Voyons comment cette nation a pu parvenir à ce degré de puissance dans un pays où l’on auroit juré, il n’y a pas quinze ans, que jamais les Européens n’auroient osé faire la moindre expédition ; pour cela il faut remonter à l’année 1756.


  1. Baladjirao est mort : voyez à ce mot le cahier d’explication.
  2. C’étoit du tems de Chadjehan, avant qu’Aurengzeib se fût emparé du trône ; Sevadji est un héros gentil dont on s’est plu à orner l’histoire de quantité d’anecdotes dont il est très permis de douter.
  3. Il y en a qui regardent ce mot Saho comme un nom de famille.
  4. Dans des tems de crise, le Grand Mogol élève son vizir, ou tout autre, à la qualité de Anhilmollak (yeux de l’Empire).

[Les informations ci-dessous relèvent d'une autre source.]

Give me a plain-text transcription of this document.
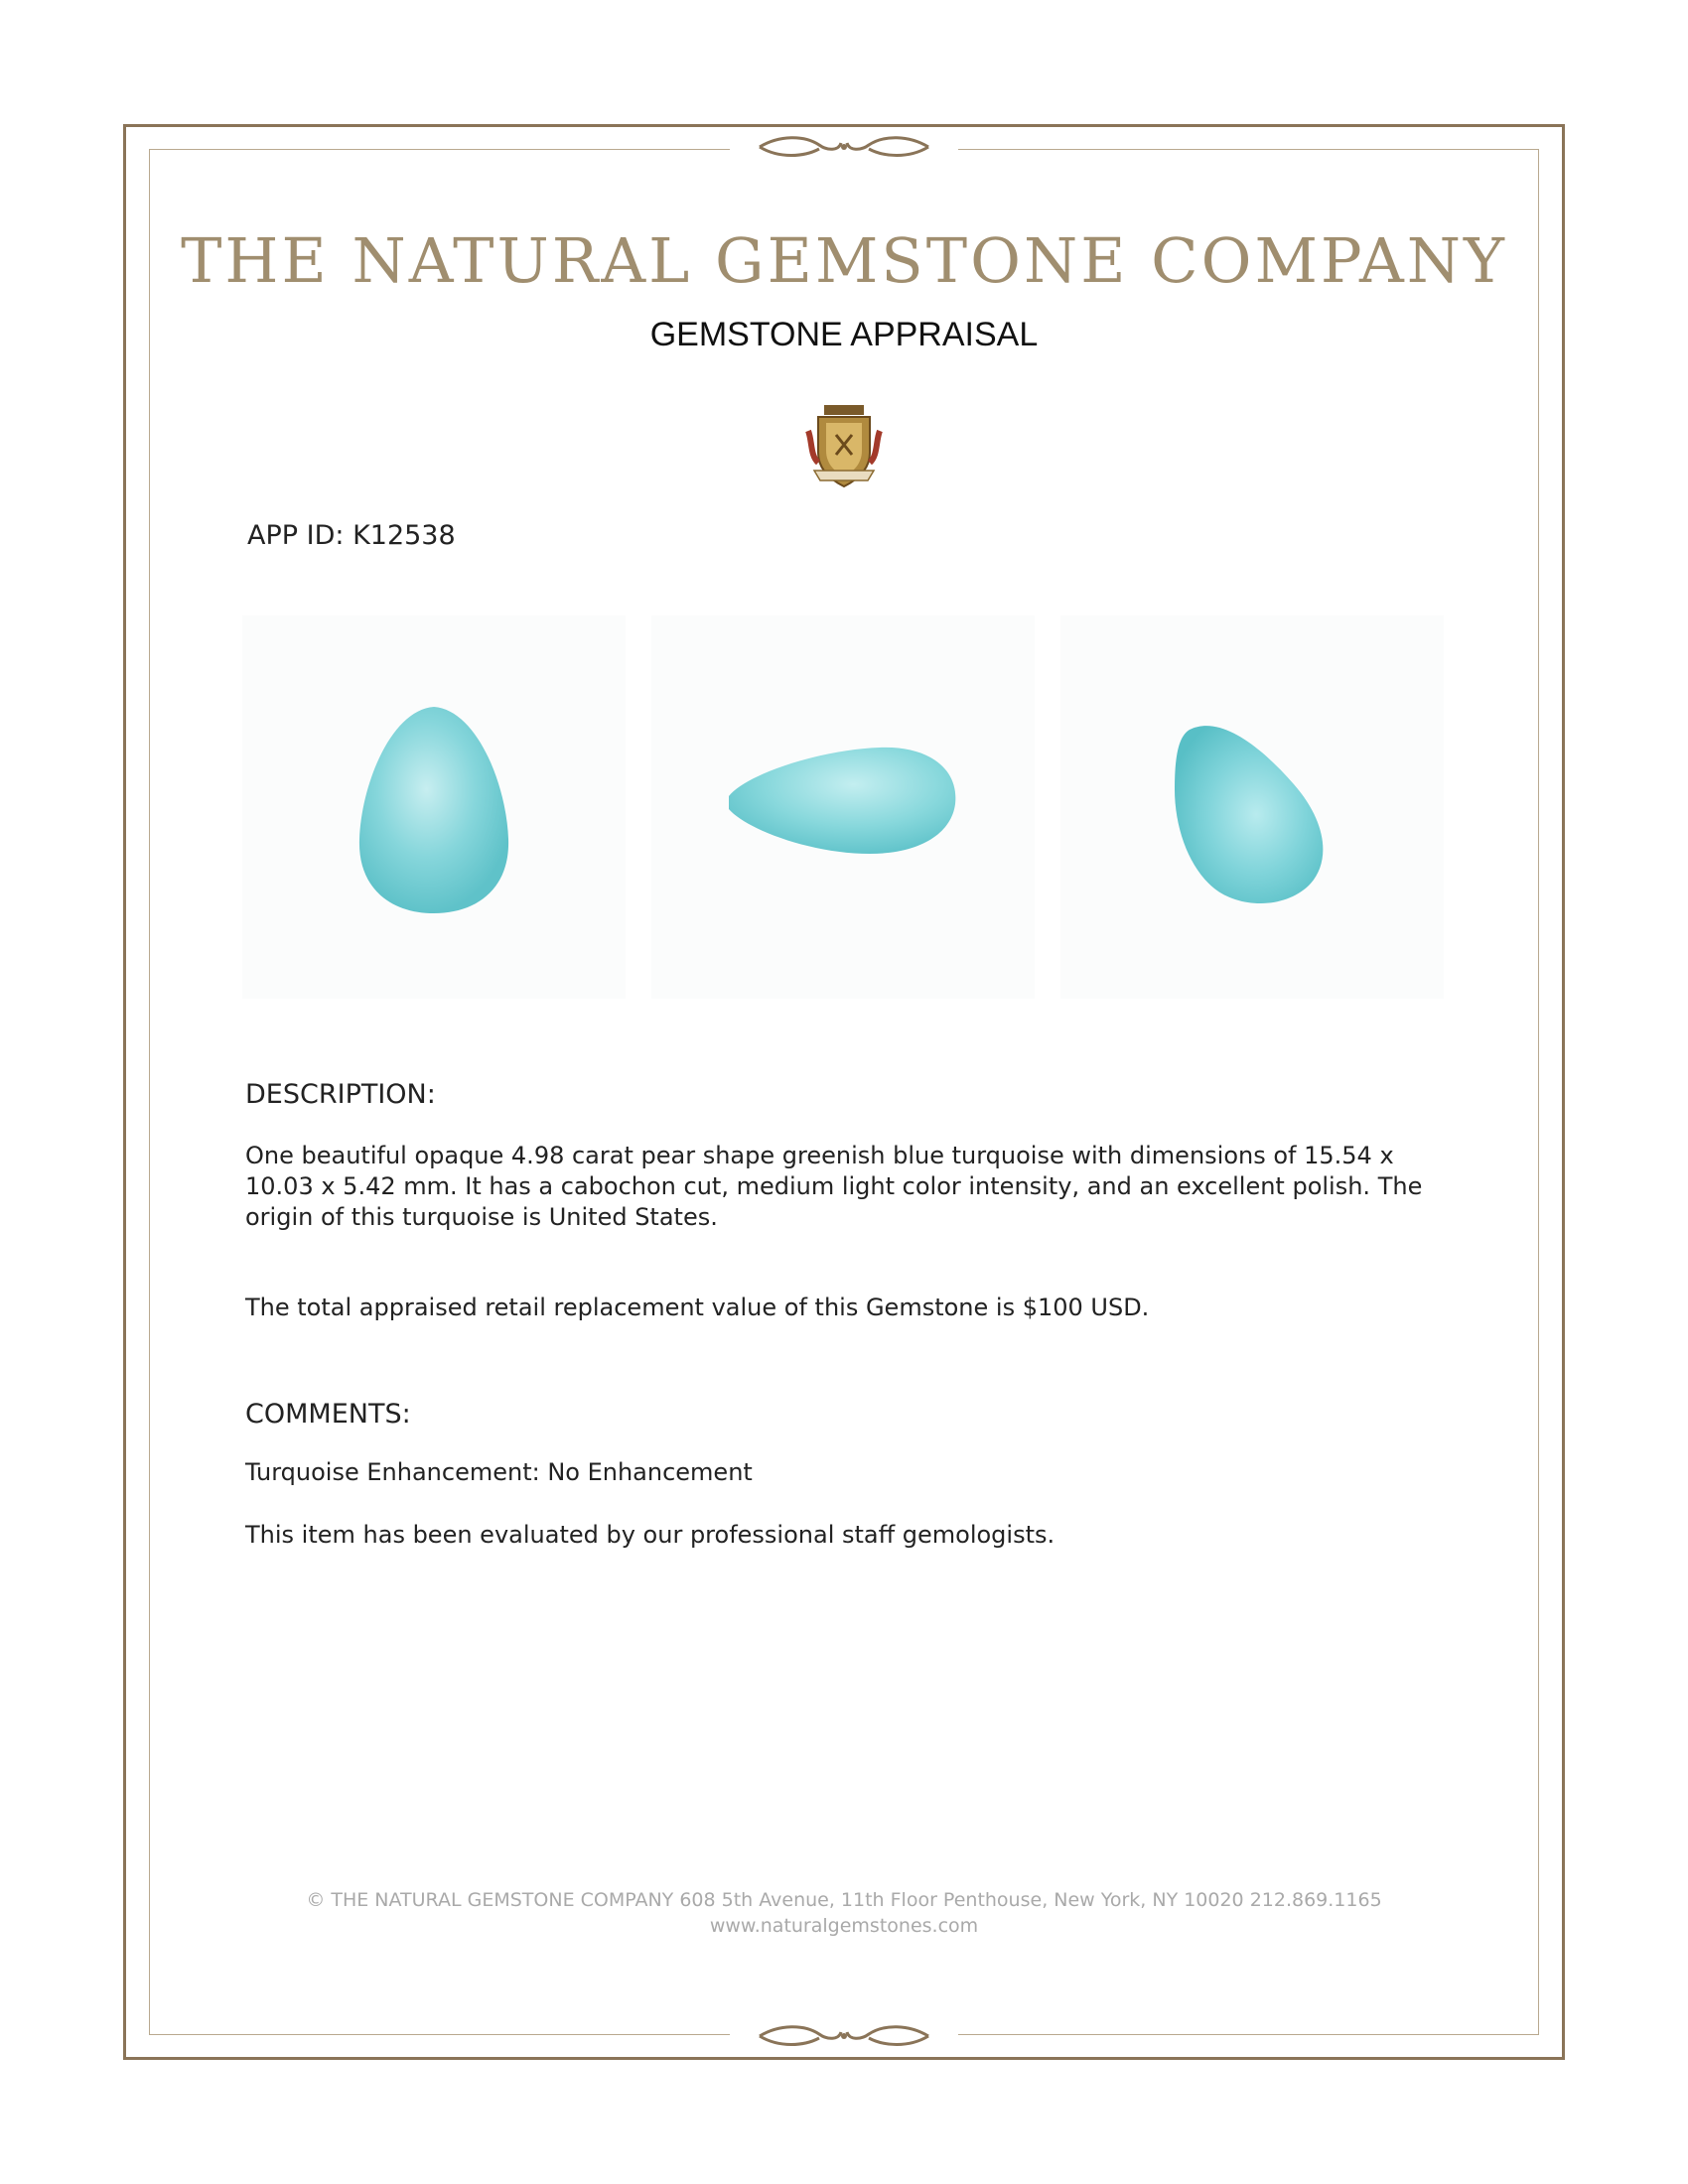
THE NATURAL GEMSTONE COMPANY
GEMSTONE APPRAISAL
APP ID: K12538
DESCRIPTION:
One beautiful opaque 4.98 carat pear shape greenish blue turquoise with dimensions of 15.54 x 10.03 x 5.42 mm. It has a cabochon cut, medium light color intensity, and an excellent polish. The origin of this turquoise is United States.
The total appraised retail replacement value of this Gemstone is $100 USD.
COMMENTS:
Turquoise Enhancement: No Enhancement
This item has been evaluated by our professional staff gemologists.
© THE NATURAL GEMSTONE COMPANY 608 5th Avenue, 11th Floor Penthouse, New York, NY 10020 212.869.1165
www.naturalgemstones.com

  5. Ce fait que j’ai entendu citer très souvent est raporté dans un ouvrage anglois… Histoire des transactions militaires de la nation angloise dans l’Indoustan (par Orme) ; on n’a encore publié que le premier volume à la tête duquel est une dissertation que j’aurois souhaitté plus étendue. L’auteur que j’ai l’honneur de connoitre est en effet très capable de satisfaire la curiosité du public sur les particularités des Indes, mais en parcourant le 3e livre qui traite des affaires de Trichinapaly en 1752, j’ai cru voir que dans les faits qui ont raport uniquement à la nation françoise, dont l’auteur sans doute n’a pu avoir des preuves bien autentiques, il a adopté pour vérités constantes une bonne partie de ce que l’avocat de M. Dupleix a inséré dans son mémoire. (Manquent quelques mots.) L’auteur a du y être d’autant plus porté qu’il ne voyait aucune réponse à ce mémoire ; il en a paru deux depuis l’impression de son ouvrage celle de la Compagnie des Indes et celle de mon frère. L’auteur anglois, Mr Orme n’est pas le seul qui ait été trompé par le mémoire de l’avocat de Mr Dupleix. M. l’abbé Prévôt l’avoit pris pour guide dans son histoire de voyages où l’on voit quelques notes diffamantes contre mon frère. Mais sur les reproches qui lui en furent faits, et sur les informations par lui prises, M. l’abbé Prévôt s’est rétracté, témoin sa lettre originale que j’ai eue entre mes mains après la mort de mon frère, et que j’ai déposée au greffe du Conseil supérieur de Pondichery, qui m’en a remis deux ou trois copies autentiques. (Cette lettre est, comme on a pu voir, reproduite dans l’introduction.)
  6. Le Mahométan se regarde comme guerrier ; en cette qualité il dédaigne d’entrer dans le détail de toutes les affaires qui n’y ont point un rapport direct ; elles sont abandonnées aux Gentils.
  7. Cachet sur lequel est gravé le nom du soubahdar et ses titres ; il y en a de diverses grandeurs ; le cachet privé est ordinairement sur une bague que le seigneur porte à son doigt. Il y a parmi les Gentils des cachets ou chapes, qui, au lieu d’écriture portent l’empreinte de quelque figure d’animaux, souvent imaginaire, mais le cachet ordinaire est en écriture.
  8. Ce qui regarde ces vingt-deux omrahs est très incertain ; plusieurs prétendent que Mahametcha qui, depuis longtems étoit incommodé, mourut presque subitement sur la nouvelle qu’il reçut de la mort de son vizir, Kameroudin Kan dans une affaire contre Abdaly.
  9. Cela est d’autant moins vraisemblable que Nadercha, pendant son séjour à Delhy, parut toujours avoir le plus souverain mépris pour Nizam oul Moulouk, jusqu’à lui cracher au nez, le qualifiant de traître à son prince et à sa patrie.
  10. On pourroit m’objecter que les princes gentils sont des étrangers très disposés à donner des sommes bien au-dessus de dix laks pour avoir la patente du Dekan ; cela est vrai, mais il est de la dernière importance pour les Mogols de ne pas encourager la gentilité ; ces princes gentils, ainsi que les soubahdars, sont déjà trop puissants, pour qu’il n’y ait pas beaucoup de risques à étendre leur autorité.
  11. Le Bengale étoit un gouffre où tout l’argent de l’Inde venoit s’engloutir ; excepté le peu que le soubahdar faisoit passer à Dehly, rien ne sortoit de Bengale, que le Bengale même ne l’eût produit. Les Anglois sont les premiers qui ayent trouvé le secret de lui faire rendre ce qu’il avoit reçu.